Experts at Lumen Technologies warned that operators of the SystemBC botnet are hunting for vulnerable VPS instances and turning them into proxies. Roughly 1,500 bots are active within SystemBC each day, providing criminals with a channel for malicious activity.
According to researchers, the compromised servers are located worldwide. All of them have at least one unpatched critical vulnerability, and some suffer from dozens of different issues.
The SystemBC botnet has been active since at least 2019 and has previously been used by various hacker groups, including ransomware operators, to deliver payloads. The botnet allows attackers to route malicious traffic through compromised hosts and hide the activity of command-and-control servers.

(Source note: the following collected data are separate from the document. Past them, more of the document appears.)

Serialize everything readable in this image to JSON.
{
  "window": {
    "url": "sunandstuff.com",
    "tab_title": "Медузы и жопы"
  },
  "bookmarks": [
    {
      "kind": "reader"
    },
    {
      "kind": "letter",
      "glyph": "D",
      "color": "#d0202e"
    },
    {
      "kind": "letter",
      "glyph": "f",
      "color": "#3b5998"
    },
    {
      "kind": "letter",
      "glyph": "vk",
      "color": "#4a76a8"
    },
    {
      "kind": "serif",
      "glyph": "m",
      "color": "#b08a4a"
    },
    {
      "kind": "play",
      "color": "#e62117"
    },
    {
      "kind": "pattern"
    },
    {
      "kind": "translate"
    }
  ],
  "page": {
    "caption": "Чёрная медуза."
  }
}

Experts report that SystemBC is designed to handle large volumes of traffic, and its operators pay little attention to stealth. In addition, the botnet serves as a foundation for other proxy networks and is characterized by an “extremely long average infection duration.”
Neither SystemBC clients nor its operators care about stealth, since the bots’ IP addresses are not protected in any way (for example, through obfuscation or rotation). SystemBC has more than 80 command-and-control servers that connect clients to infected proxies and supply other proxy services.

One such malicious service—REM Proxy—is 80% powered by SystemBC bots, delivering services to its clients depending on the required proxy quality. Among other SystemBC customers, researchers mention a major Russian-language web-scraping service, as well as a Vietnamese proxy network known as VN5Socks or Shopsocks5.
Researchers note that, most often, SystemBC operators use the botnet to brute-force WordPress credentials. They then likely sell them to brokers, who use this data to inject malicious code into websites.
Experts report that nearly 80% of the SystemBC network consists of compromised VPS from several “major commercial providers.” This allows attackers to achieve longer infection durations. For example, nearly 40% of systems remain compromised for more than a month.

Moreover, compromising VPS systems allows SystemBC to provide large and stable traffic volumes for clients, which is impossible when using residential proxies based on SOHO devices. For example, researchers observed that “a specific IP address generated more than 16 GB of proxy data in just 24 hours.”
“This volume of data exceeds by an order of magnitude what is usually observed in typical proxy botnets,” the researchers state.
According to global IP telemetry, a single address (104.250.164[.]214) appears to be at the center of activity for finding and infecting new victims, and it also hosts all 180 samples of the SystemBC malware.